Semesta benar-benar menghukum Ara. Perasaannya pada Kar adalah perasaan yang sama. Tapi melihat kenyataan membuatnya tertampar, sebab berbagai pertanyaan mulai muncul dikepalanya. Salah satu yang terbesar adalah apakah dirinya mencintai Kar sebagai masa lalu? Atau mungkinkah mencintai gadis itu hanya sebatas bagain memaafkan penyesalan?
Khariskara Renoir : kalo lo nggak nyaman dengan semua ini nggak papa kok. Let it flow, tapi lain kali kalo lo ngga nyaman sama seseorang kasih tau ya di bagian mana lo nggak nyaman. Biar nggak salah paham.

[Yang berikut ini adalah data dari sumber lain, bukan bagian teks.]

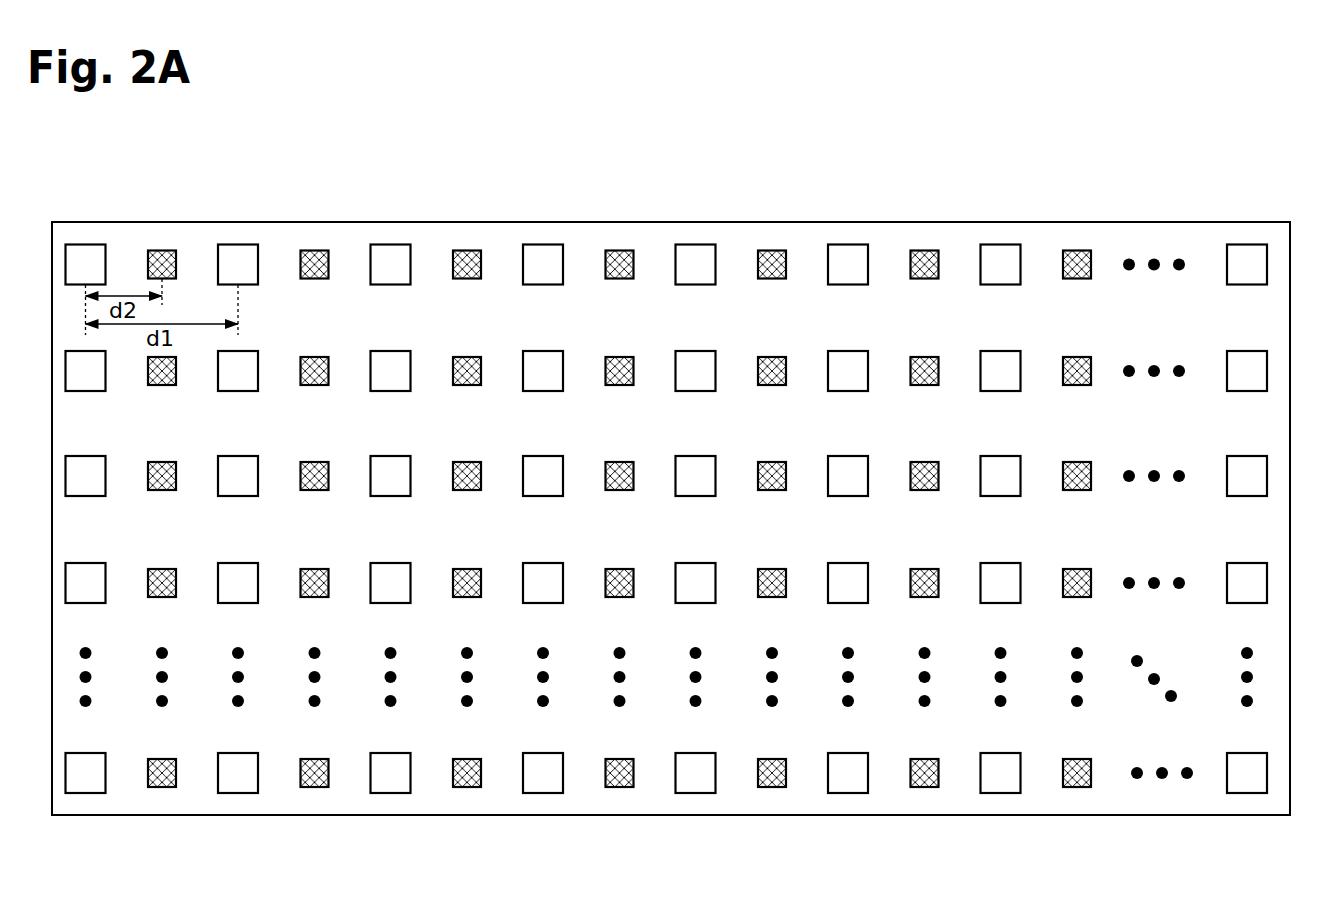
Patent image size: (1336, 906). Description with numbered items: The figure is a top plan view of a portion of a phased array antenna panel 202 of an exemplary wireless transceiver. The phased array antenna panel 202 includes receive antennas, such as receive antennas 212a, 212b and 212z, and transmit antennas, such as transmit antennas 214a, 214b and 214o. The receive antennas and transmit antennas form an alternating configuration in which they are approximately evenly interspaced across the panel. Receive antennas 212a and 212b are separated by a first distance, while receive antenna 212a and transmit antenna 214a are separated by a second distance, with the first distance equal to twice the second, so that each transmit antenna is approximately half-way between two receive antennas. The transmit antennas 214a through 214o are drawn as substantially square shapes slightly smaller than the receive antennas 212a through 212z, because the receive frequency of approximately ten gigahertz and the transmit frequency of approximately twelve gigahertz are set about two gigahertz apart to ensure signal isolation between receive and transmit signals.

The phased array antenna panel 202 is at (1194, 160).
The receive antenna 212a is at (89, 242).
The receive antenna 212b is at (235, 242).
The receive antenna 212z is at (1250, 795).
The transmit antenna 214a is at (162, 248).
The transmit antenna 214b is at (313, 248).
The transmit antenna 214o is at (1079, 790).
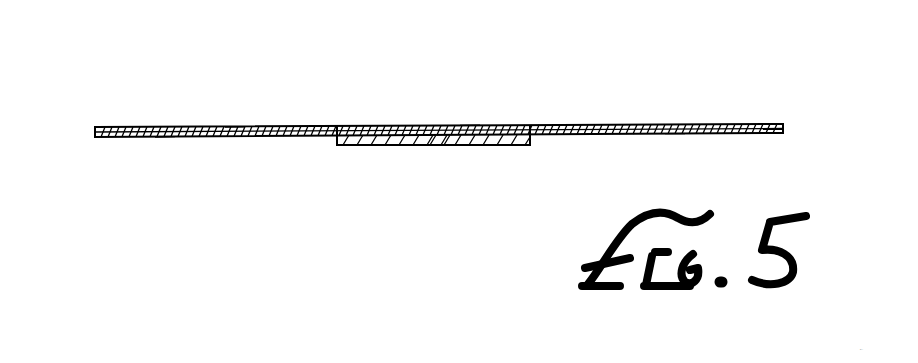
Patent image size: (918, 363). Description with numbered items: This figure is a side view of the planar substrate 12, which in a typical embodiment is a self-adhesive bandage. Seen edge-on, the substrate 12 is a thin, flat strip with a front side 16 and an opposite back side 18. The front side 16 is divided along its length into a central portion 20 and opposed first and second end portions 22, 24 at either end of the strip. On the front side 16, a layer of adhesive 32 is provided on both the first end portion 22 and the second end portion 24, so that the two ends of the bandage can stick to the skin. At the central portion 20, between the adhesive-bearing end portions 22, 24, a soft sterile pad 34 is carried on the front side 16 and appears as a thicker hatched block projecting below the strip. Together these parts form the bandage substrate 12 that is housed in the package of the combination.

The planar substrate 12 is at (475, 50).
The front side 16 is at (272, 149).
The back side 18 is at (244, 118).
The central portion 20 is at (410, 218).
The first end portion 22 is at (172, 148).
The second end portion 24 is at (683, 143).
The layer of adhesive 32 is at (108, 140).
The soft sterile pad 34 is at (442, 140).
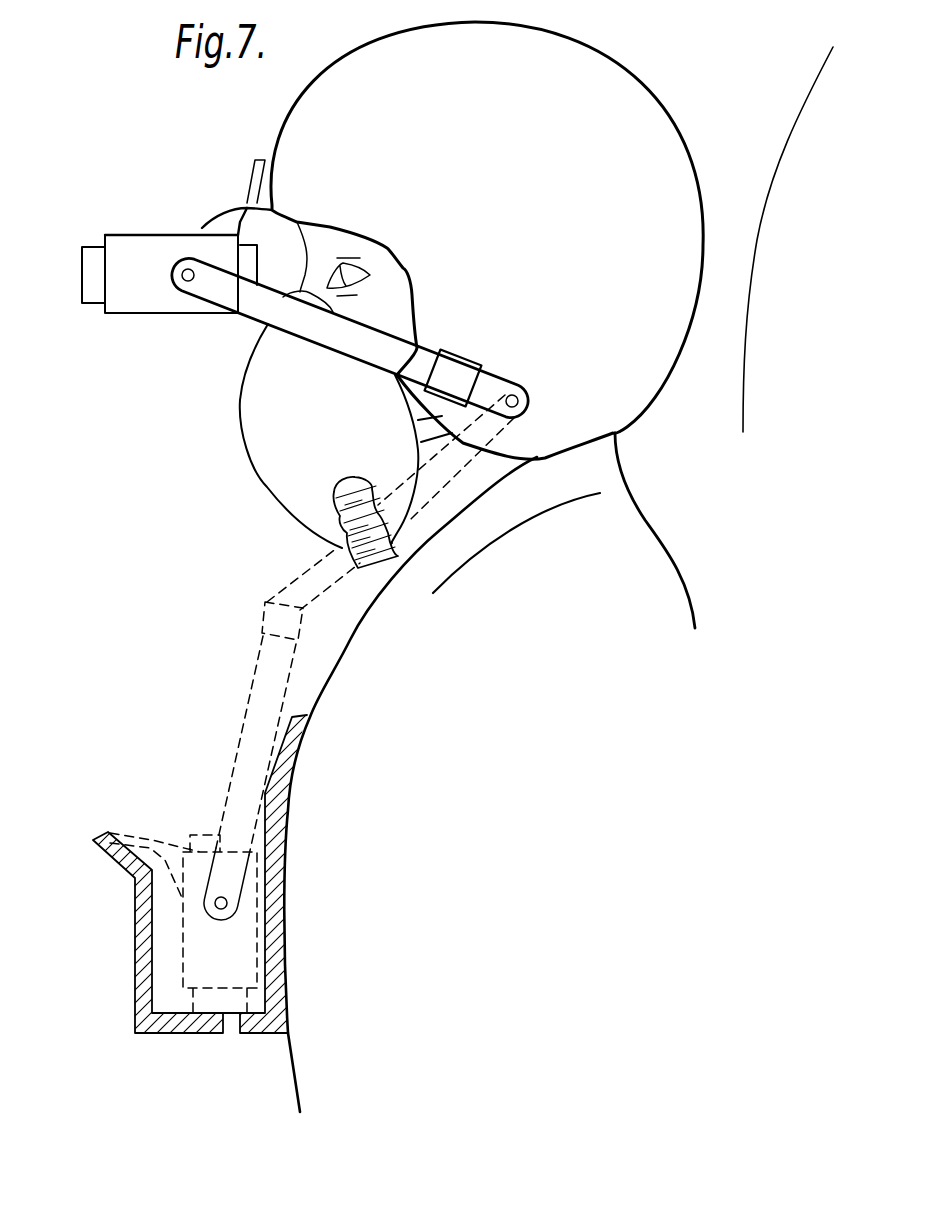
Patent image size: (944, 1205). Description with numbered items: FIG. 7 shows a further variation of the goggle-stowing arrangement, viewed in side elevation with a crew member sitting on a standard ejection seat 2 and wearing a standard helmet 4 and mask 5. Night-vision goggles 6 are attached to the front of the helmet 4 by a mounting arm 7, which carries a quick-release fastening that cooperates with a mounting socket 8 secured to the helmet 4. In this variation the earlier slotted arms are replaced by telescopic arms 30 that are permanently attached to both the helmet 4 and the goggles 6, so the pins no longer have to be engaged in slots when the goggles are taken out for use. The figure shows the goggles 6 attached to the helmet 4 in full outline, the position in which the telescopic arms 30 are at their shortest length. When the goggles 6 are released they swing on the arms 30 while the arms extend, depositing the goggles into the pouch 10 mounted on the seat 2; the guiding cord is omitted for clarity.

The ejection seat 2 is at (802, 133).
The helmet 4 is at (601, 77).
The mask 5 is at (263, 442).
The night-vision goggles 6 is at (145, 247).
The mounting arm 7 is at (203, 228).
The mounting socket 8 is at (260, 188).
The pouch 10 is at (143, 933).
The telescopic arms 30 is at (227, 287).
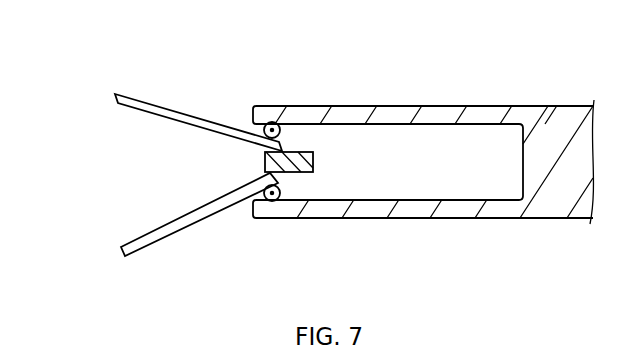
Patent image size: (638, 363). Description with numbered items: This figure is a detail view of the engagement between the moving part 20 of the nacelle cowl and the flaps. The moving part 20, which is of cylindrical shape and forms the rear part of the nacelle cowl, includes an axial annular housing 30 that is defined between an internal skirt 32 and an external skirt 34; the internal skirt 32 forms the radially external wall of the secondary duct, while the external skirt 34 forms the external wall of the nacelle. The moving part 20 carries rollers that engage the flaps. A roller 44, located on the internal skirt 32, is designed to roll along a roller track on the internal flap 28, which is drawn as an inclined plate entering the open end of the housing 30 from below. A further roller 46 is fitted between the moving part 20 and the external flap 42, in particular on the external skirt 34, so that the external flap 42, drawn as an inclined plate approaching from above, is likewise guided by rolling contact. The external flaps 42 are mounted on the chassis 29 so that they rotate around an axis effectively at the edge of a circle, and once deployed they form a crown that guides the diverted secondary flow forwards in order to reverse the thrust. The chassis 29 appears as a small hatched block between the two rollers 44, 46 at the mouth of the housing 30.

The moving part 20 is at (423, 167).
The flap 28 is at (160, 232).
The chassis 29 is at (296, 171).
The axial annular housing 30 is at (460, 178).
The internal skirt 32 is at (373, 213).
The external skirt 34 is at (383, 112).
The flap 42 is at (152, 106).
The roller 44 is at (272, 194).
The roller 46 is at (272, 128).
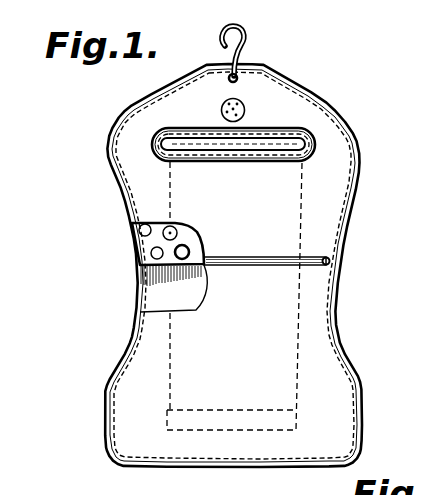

Ara masih belum bereaksi hingga gadis itu beralih dari duduknya. Kar berdiri dengan susah payah, tampak mengatur langkahnya dengan hati-hati. Dia jelas jauh dari kata baik-baik saja. Ara tau kondisi gadis itu namun lagi-lagi hanya bisa bertindak seperti pengecut. Hanya diam dan khawatir dari belakang.
Sekarang Ara sadar bahwa semuanya tak akan lagi sama seperti apa yang ada di fantasinya. Mencintai tubuh yang sama namun dengan orang yang berbeda. Hal yang sulit yang harus Ara terima.
Perlahan namun pasti Kar menghilang pandang. Bersamaan itu pula pandangan Ara buram. Menarik napas Ara meraih ponsel, ia menjentikan jari mengetikan pesan pada Kar.
Cakraluskawijaya : I try.
Persetan dengan Lyra, persetan dengan saham, pesetan dengan perusahaan bahkan persetan dengan pertunangan. Pada akhirnya ia memutuskan untuk mengurai kembali benang kusut itu. Membentangkan permulaan yang mungkin juga menjadi perpisahan.
Apa Ara dan Kar ditakdirkan untuk bersama?